UDIENZA PAPALE DELL’UNIONE NAZIONALE PRO LOCO D’ITALIA: SEBASTIANO SECHI “SEBAS” REGALA UN RITRATTO A PAPA LEONE XIV

Udienza Papale dell’Unione Nazionale Pro Loco d’Italia, Sebastiano Sechi “Sebas” regala un ritratto a Papa Leone XIV.

Sebastiano Sechi, il pittore noto come Sebas, che si è formato all’ombra di illustri maestri, è il Presidente delle Pro Loco della Provincia di Sassari, Vicepresidente Regionale e componente della Giunta Nazionale Unpli.

Al Papa, Sebas dona un ritratto su cartoncino cm. 35X50, realizzato con matita e polvere di carboncino, una delle tecniche su cui si misura spesso, ma non di certo l’unica.
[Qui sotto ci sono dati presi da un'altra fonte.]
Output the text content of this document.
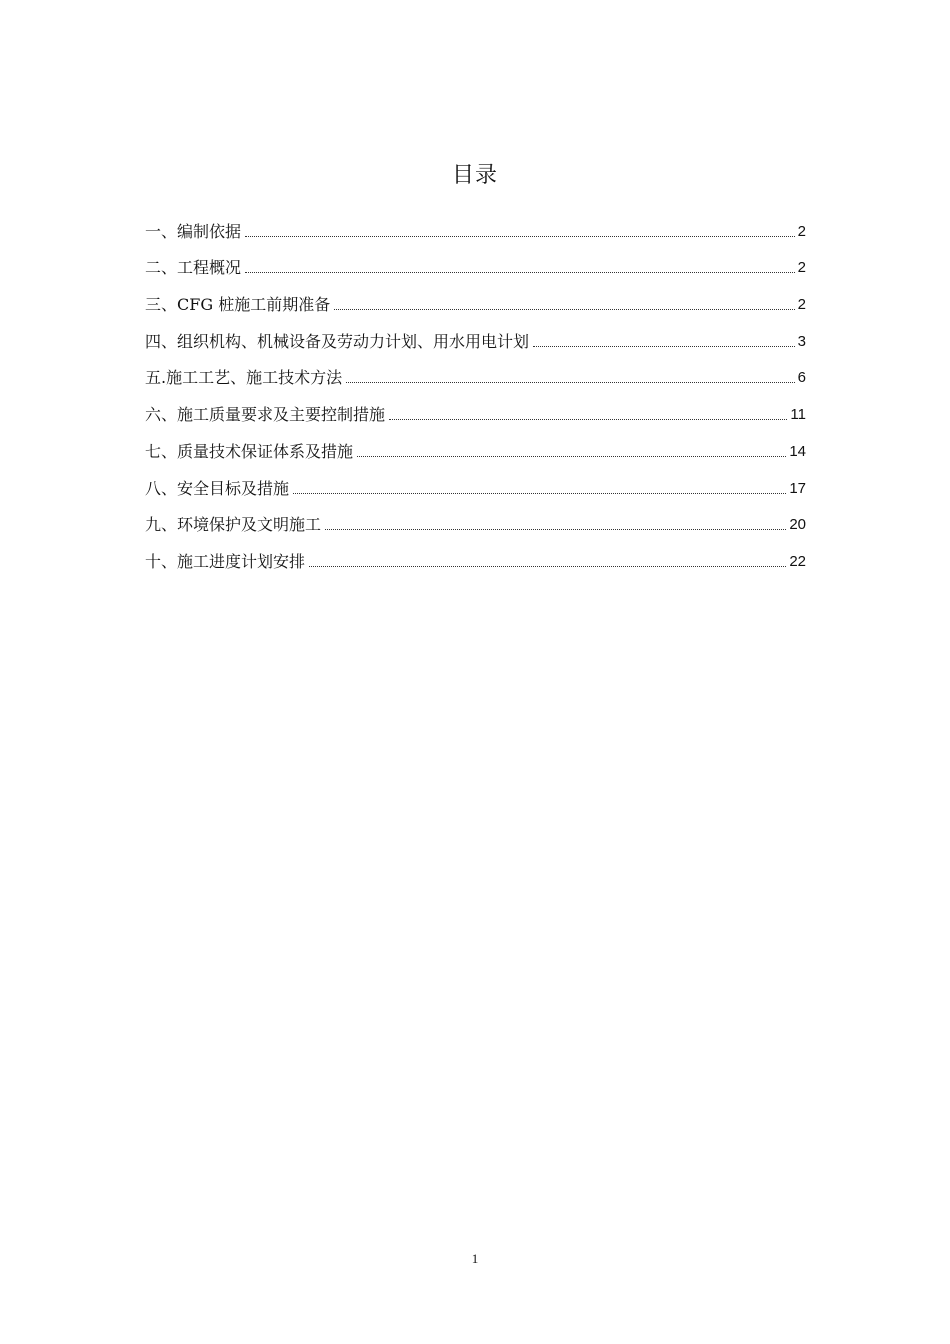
目录
一、编制依据	2
二、工程概况	2
三、CFG 桩施工前期准备	2
四、组织机构、机械设备及劳动力计划、用水用电计划	3
五.施工工艺、施工技术方法	6
六、施工质量要求及主要控制措施	11
七、质量技术保证体系及措施	14
八、安全目标及措施	17
九、环境保护及文明施工	20
十、施工进度计划安排	22
1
Sebastiano Sechi, nato ad Ossi (SS), ha recentemente ritirato un riconoscimento in Grecia, è un ritrattista e pittore poliedrico, allievo di Gavino Tilocca. All’istituto d’arte di Sassari, qualcosa di questo scultore lo segna a fuoco.  « Me lo ricordo bene, come Stanis Dessy che al liceo mi chiamava “Bocciano”– spiega l’artista sardo -, un grande personaggio dall’andatura claudicante. Come una sorta di patriarca si muoveva nel salone sconfinato del mio liceo, con la sua inflessione di Arzana, ci spiegava che non bisogna mai smettere di cercare. Mai. Formarsi all’ombra di simili maestri mi ha fatto capire proprio una direzione. E regalare un ritratto a Sua Santità è stata una celebrazione di questa mia pratica: ritrarre è ricerca.» 
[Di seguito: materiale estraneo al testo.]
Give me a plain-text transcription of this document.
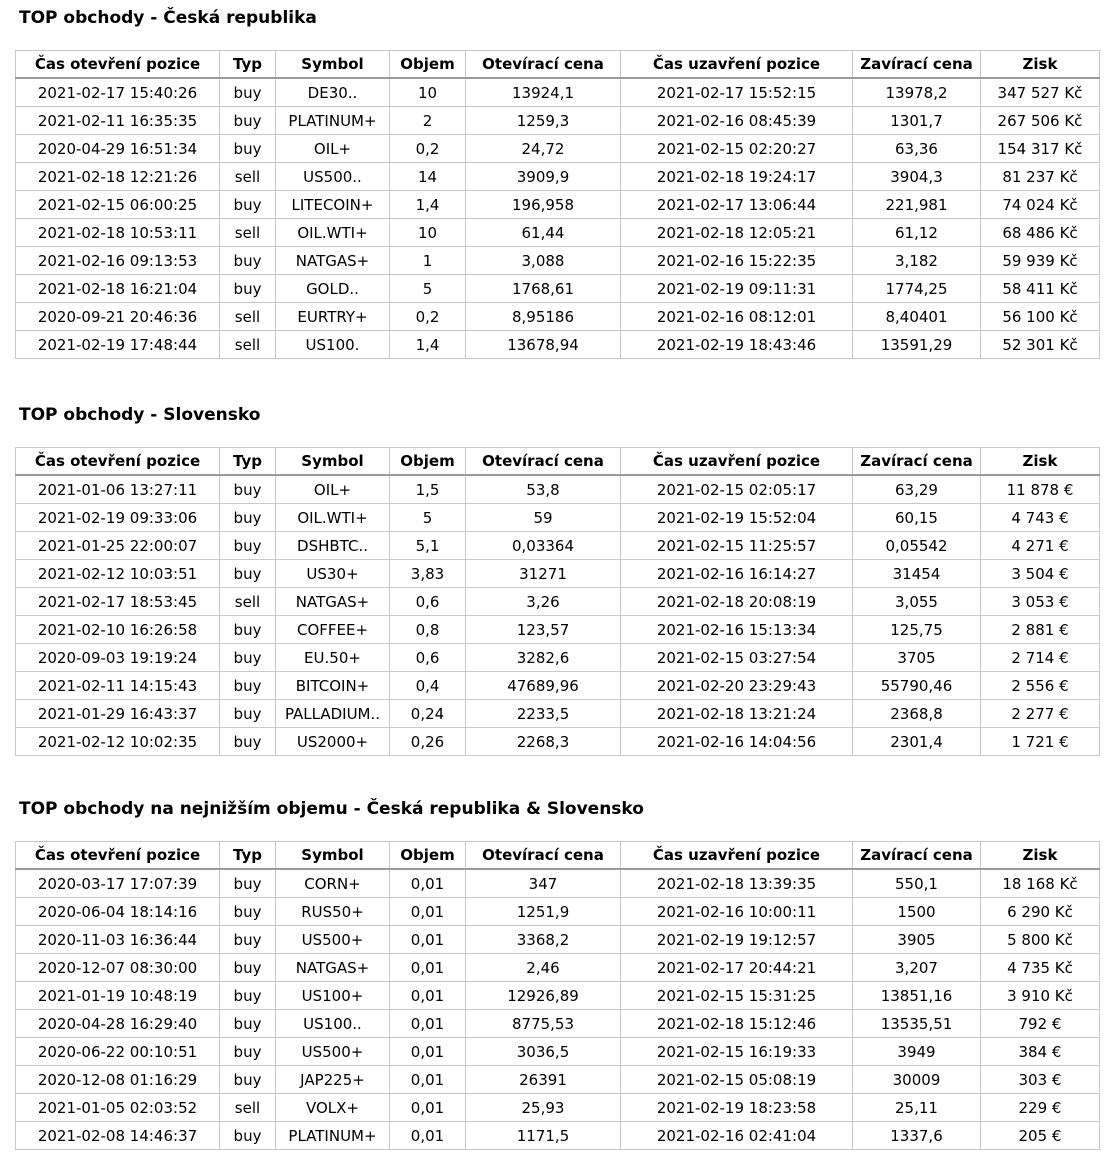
TOP obchody - Česká republika
Čas otevření pozice	Typ	Symbol	Objem	Otevírací cena	Čas uzavření pozice	Zavírací cena	Zisk
2021-02-17 15:40:26	buy	DE30..	10	13924,1	2021-02-17 15:52:15	13978,2	347 527 Kč
2021-02-11 16:35:35	buy	PLATINUM+	2	1259,3	2021-02-16 08:45:39	1301,7	267 506 Kč
2020-04-29 16:51:34	buy	OIL+	0,2	24,72	2021-02-15 02:20:27	63,36	154 317 Kč
2021-02-18 12:21:26	sell	US500..	14	3909,9	2021-02-18 19:24:17	3904,3	81 237 Kč
2021-02-15 06:00:25	buy	LITECOIN+	1,4	196,958	2021-02-17 13:06:44	221,981	74 024 Kč
2021-02-18 10:53:11	sell	OIL.WTI+	10	61,44	2021-02-18 12:05:21	61,12	68 486 Kč
2021-02-16 09:13:53	buy	NATGAS+	1	3,088	2021-02-16 15:22:35	3,182	59 939 Kč
2021-02-18 16:21:04	buy	GOLD..	5	1768,61	2021-02-19 09:11:31	1774,25	58 411 Kč
2020-09-21 20:46:36	sell	EURTRY+	0,2	8,95186	2021-02-16 08:12:01	8,40401	56 100 Kč
2021-02-19 17:48:44	sell	US100.	1,4	13678,94	2021-02-19 18:43:46	13591,29	52 301 Kč
TOP obchody - Slovensko
Čas otevření pozice	Typ	Symbol	Objem	Otevírací cena	Čas uzavření pozice	Zavírací cena	Zisk
2021-01-06 13:27:11	buy	OIL+	1,5	53,8	2021-02-15 02:05:17	63,29	11 878 €
2021-02-19 09:33:06	buy	OIL.WTI+	5	59	2021-02-19 15:52:04	60,15	4 743 €
2021-01-25 22:00:07	buy	DSHBTC..	5,1	0,03364	2021-02-15 11:25:57	0,05542	4 271 €
2021-02-12 10:03:51	buy	US30+	3,83	31271	2021-02-16 16:14:27	31454	3 504 €
2021-02-17 18:53:45	sell	NATGAS+	0,6	3,26	2021-02-18 20:08:19	3,055	3 053 €
2021-02-10 16:26:58	buy	COFFEE+	0,8	123,57	2021-02-16 15:13:34	125,75	2 881 €
2020-09-03 19:19:24	buy	EU.50+	0,6	3282,6	2021-02-15 03:27:54	3705	2 714 €
2021-02-11 14:15:43	buy	BITCOIN+	0,4	47689,96	2021-02-20 23:29:43	55790,46	2 556 €
2021-01-29 16:43:37	buy	PALLADIUM..	0,24	2233,5	2021-02-18 13:21:24	2368,8	2 277 €
2021-02-12 10:02:35	buy	US2000+	0,26	2268,3	2021-02-16 14:04:56	2301,4	1 721 €
TOP obchody na nejnižším objemu - Česká republika & Slovensko
Čas otevření pozice	Typ	Symbol	Objem	Otevírací cena	Čas uzavření pozice	Zavírací cena	Zisk
2020-03-17 17:07:39	buy	CORN+	0,01	347	2021-02-18 13:39:35	550,1	18 168 Kč
2020-06-04 18:14:16	buy	RUS50+	0,01	1251,9	2021-02-16 10:00:11	1500	6 290 Kč
2020-11-03 16:36:44	buy	US500+	0,01	3368,2	2021-02-19 19:12:57	3905	5 800 Kč
2020-12-07 08:30:00	buy	NATGAS+	0,01	2,46	2021-02-17 20:44:21	3,207	4 735 Kč
2021-01-19 10:48:19	buy	US100+	0,01	12926,89	2021-02-15 15:31:25	13851,16	3 910 Kč
2020-04-28 16:29:40	buy	US100..	0,01	8775,53	2021-02-18 15:12:46	13535,51	792 €
2020-06-22 00:10:51	buy	US500+	0,01	3036,5	2021-02-15 16:19:33	3949	384 €
2020-12-08 01:16:29	buy	JAP225+	0,01	26391	2021-02-15 05:08:19	30009	303 €
2021-01-05 02:03:52	sell	VOLX+	0,01	25,93	2021-02-19 18:23:58	25,11	229 €
2021-02-08 14:46:37	buy	PLATINUM+	0,01	1171,5	2021-02-16 02:41:04	1337,6	205 €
Completamente consacrato all’arte della vita, Sesbas  è da sempre impegnato nella comunità e oggi, ad Osilo, è il punto di riferimento per la logistica delle opere di artisti di ogni provenienza.

«Dipingo di continuo, nel tempo che gli altri chiamano libero io cerco il sistema per far arrivare altri pittori da fuori, perché l’arte è cugina stretta dell’artigianato che, nella nostra terra è una sorta di religione, dai murales ai musei a cielo aperto o, come si dice, diffusi proprio come la bellezza dell’isola…»
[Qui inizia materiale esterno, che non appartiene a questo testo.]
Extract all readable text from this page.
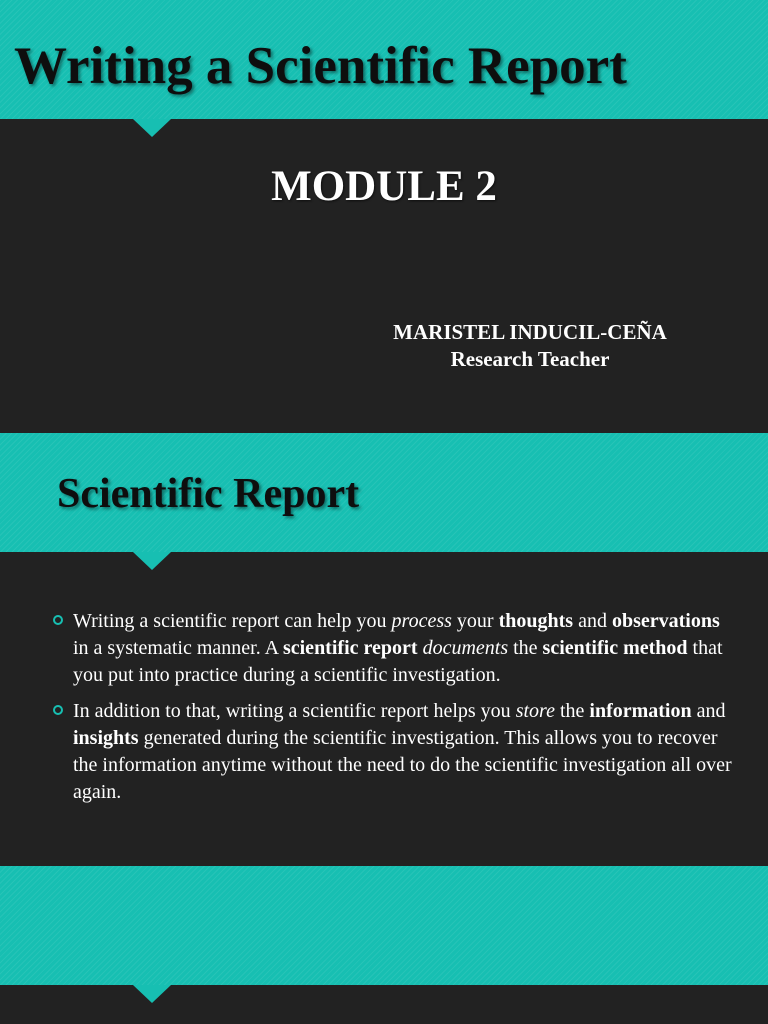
Writing a Scientific Report
MODULE 2
MARISTEL INDUCIL-CEÑA
Research Teacher
Scientific Report
Writing a scientific report can help you process your thoughts and observations in a systematic manner. A scientific report documents the scientific method that you put into practice during a scientific investigation.
In addition to that, writing a scientific report helps you store the information and insights generated during the scientific investigation. This allows you to recover the information anytime without the need to do the scientific investigation all over again.
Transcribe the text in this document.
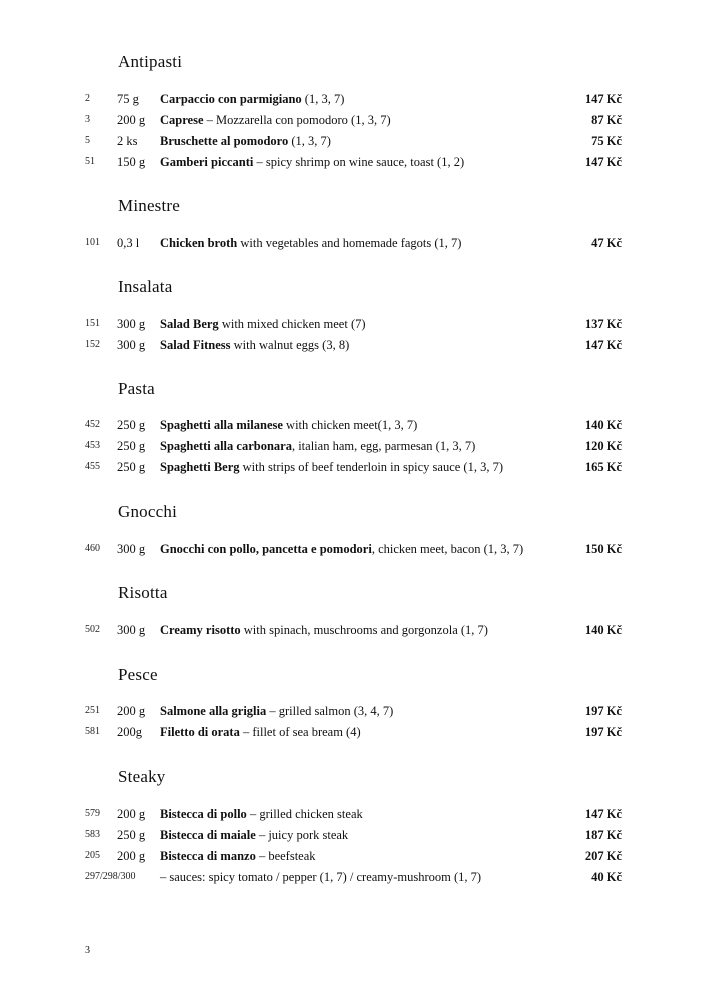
Antipasti
2 75 g Carpaccio con parmigiano (1, 3, 7)	147 Kč
3 200 g Caprese – Mozzarella con pomodoro (1, 3, 7)	87 Kč
5 2 ks Bruschette al pomodoro (1, 3, 7)	75 Kč
51 150 g Gamberi piccanti – spicy shrimp on wine sauce, toast (1, 2)	147 Kč
Minestre
101 0,3 l Chicken broth with vegetables and homemade fagots (1, 7)	47 Kč
Insalata
151 300 g Salad Berg with mixed chicken meet (7)	137 Kč
152 300 g Salad Fitness with walnut eggs (3, 8)	147 Kč
Pasta
452 250 g Spaghetti alla milanese with chicken meet(1, 3, 7)	140 Kč
453 250 g Spaghetti alla carbonara, italian ham, egg, parmesan (1, 3, 7)	120 Kč
455 250 g Spaghetti Berg with strips of beef tenderloin in spicy sauce (1, 3, 7)	165 Kč
Gnocchi
460 300 g Gnocchi con pollo, pancetta e pomodori, chicken meet, bacon (1, 3, 7)	150 Kč
Risotta
502 300 g Creamy risotto with spinach, muschrooms and gorgonzola (1, 7)	140 Kč
Pesce
251 200 g Salmone alla griglia – grilled salmon (3, 4, 7)	197 Kč
581 200g Filetto di orata – fillet of sea bream (4)	197 Kč
Steaky
579 200 g Bistecca di pollo – grilled chicken steak	147 Kč
583 250 g Bistecca di maiale – juicy pork steak	187 Kč
205 200 g Bistecca di manzo – beefsteak	207 Kč
297/298/300 – sauces: spicy tomato / pepper (1, 7) / creamy-mushroom (1, 7)	40 Kč
3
Appena diciottenne, nel 72, fonda una squadra di calcio femminile che, in onore dei Mondiali, prenderà il nome di Unione Sportiva Monaco. «Nel 1972 ho fatto la mia prima personale di pittura proprio in quella stanza, dopo una collettiva a Sassari in via Roma, da dove Padre Giacomino Canu, girando con la sua Lambretta, già reclutava talenti da presentare in Galleria Sardegna. Di quell’ ostinata pratica della sperimentazione in pittura e scultura noi artisti non abbiamo quasi merito, è più una colpa – ride – a precederci è un’urgenza di stare al sicuro, di stare bene, di trovare un posto dove potersi abbandonare, non dove ti abbandonano gli altri.»

Impiegato del comune nell’ 81, svolge nel corpo dei Vigili Urbani un’attività ventennale in una realtà complessa, in un accoglimento delle norme frammentato e, a dir poco, selettivo.

«I verbali fioccavano, dovevamo scrivere parecchio, erano tempi in cui erano in molti a farsi giustizia da soli – ricorda Sebas – non sempre la nostra divisa veniva vissuta come una cosa da rispettare. Io ed i miei colleghi subivamo piccole vendette, gomme bucate e continue ritorsioni erano al’ordine del giorno. Eppure ce l’abbiamo fatta: il gioco è poterlo raccontare.»

E in questo dono del ritratto a Papa Leone XIV si incontra, oltre alla sensibilità dell’autore, una sua grande tensione: partire da un’oscurità, da un bisogno, da un “di meno” per accedere al meglio, alla luce.